For follow-up reading, I recommend the Introduction and Chapters 1-3 of my book Flaming?: The Peculiar Theo-Politics of Fire and Desire in Black Male Gospel Performance (2020) from Oxford University Press.

About Alisha L. Jones

Dr Jones is currently University Lecturer in Music in Contemporary Societies at University of Cambridge and Assistant Professor of Folklore and Ethnomusicology and faculty director of the Global Pop Music Initiative at Indiana University Bloomington. Named an Innovator by the University of Chicago and Harvard Divinity School, Dr Jones is an ordained preacher as well as an operatic lyric soprano, and has performed around the world.

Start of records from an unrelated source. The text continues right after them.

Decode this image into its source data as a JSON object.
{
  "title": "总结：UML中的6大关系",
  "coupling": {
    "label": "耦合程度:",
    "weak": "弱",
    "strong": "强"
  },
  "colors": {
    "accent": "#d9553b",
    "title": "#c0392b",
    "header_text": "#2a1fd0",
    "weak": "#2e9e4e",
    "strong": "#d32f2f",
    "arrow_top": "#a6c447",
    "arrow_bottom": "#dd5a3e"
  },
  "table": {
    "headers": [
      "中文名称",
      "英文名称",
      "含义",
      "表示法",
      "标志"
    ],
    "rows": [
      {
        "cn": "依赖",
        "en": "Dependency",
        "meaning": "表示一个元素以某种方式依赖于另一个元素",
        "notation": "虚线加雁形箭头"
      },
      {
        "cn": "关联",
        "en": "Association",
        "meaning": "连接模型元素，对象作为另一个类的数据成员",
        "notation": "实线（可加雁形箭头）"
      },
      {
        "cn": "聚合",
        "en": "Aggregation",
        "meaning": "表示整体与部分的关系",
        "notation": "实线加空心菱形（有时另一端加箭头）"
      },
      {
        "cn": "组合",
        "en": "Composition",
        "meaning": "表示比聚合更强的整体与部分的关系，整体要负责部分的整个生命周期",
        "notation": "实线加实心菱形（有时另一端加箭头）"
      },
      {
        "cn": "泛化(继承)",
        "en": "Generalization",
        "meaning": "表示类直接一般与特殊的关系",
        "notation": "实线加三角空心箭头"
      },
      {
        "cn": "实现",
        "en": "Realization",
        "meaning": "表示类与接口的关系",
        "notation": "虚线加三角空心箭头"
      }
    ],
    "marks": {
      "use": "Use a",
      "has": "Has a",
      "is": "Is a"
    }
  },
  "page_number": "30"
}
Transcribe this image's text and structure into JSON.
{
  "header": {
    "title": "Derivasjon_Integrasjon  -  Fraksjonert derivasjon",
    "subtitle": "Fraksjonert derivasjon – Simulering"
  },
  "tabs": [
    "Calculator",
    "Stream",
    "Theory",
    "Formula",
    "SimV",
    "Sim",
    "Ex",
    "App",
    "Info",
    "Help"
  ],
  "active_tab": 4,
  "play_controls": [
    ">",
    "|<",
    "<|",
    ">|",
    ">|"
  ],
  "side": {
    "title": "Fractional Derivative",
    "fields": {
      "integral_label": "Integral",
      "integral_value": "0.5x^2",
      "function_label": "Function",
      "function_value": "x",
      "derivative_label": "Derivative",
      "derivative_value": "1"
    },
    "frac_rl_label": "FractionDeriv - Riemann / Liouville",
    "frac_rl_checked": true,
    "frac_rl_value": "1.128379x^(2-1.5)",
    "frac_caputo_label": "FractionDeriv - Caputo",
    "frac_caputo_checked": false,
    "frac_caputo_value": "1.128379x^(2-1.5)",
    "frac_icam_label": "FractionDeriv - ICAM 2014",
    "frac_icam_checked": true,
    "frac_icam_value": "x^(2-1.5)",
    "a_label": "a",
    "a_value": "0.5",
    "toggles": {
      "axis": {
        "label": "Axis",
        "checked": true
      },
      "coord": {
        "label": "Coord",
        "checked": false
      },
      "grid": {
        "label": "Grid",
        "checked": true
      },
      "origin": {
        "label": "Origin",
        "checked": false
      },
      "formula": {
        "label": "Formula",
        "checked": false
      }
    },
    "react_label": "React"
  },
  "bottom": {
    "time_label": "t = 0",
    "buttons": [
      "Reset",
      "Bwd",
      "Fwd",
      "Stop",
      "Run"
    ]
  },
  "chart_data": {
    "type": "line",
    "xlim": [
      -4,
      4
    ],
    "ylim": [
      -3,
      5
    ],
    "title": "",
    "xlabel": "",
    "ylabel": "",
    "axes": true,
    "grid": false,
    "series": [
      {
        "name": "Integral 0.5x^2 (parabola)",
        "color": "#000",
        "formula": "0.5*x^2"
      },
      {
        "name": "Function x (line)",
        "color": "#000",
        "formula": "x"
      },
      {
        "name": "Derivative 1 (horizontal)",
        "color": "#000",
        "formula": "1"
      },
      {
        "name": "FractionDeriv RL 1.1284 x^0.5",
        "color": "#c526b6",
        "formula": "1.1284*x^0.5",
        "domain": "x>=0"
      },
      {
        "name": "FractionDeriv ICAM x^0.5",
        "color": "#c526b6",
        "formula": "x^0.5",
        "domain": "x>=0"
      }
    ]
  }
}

Dr Jones is a board member of the Society for Ethnomusicology (SEM), a member of the strategic planning task force for the American Musicological Society (AMS), and a co-chair of the Music and Religion Section of the American Academy of Religion (AAR). As a performer-scholar, she consults museums, conservatories, seminaries, and arts organizations on curriculum, live and virtual event programming, and content development. Dr Jones’ book Flaming? The Peculiar Theopolitics of Fire and Desire in Black Male Gospel Performance (Oxford University Press, 2020) breaks ground by analyzing the role of gospel music-making in constructing and renegotiating gender identity among black men. Her research interests extend to global pop music, musics of the African diaspora, music and food, the music industry and the marketplace, and anti-oppressive ways of listening to black women.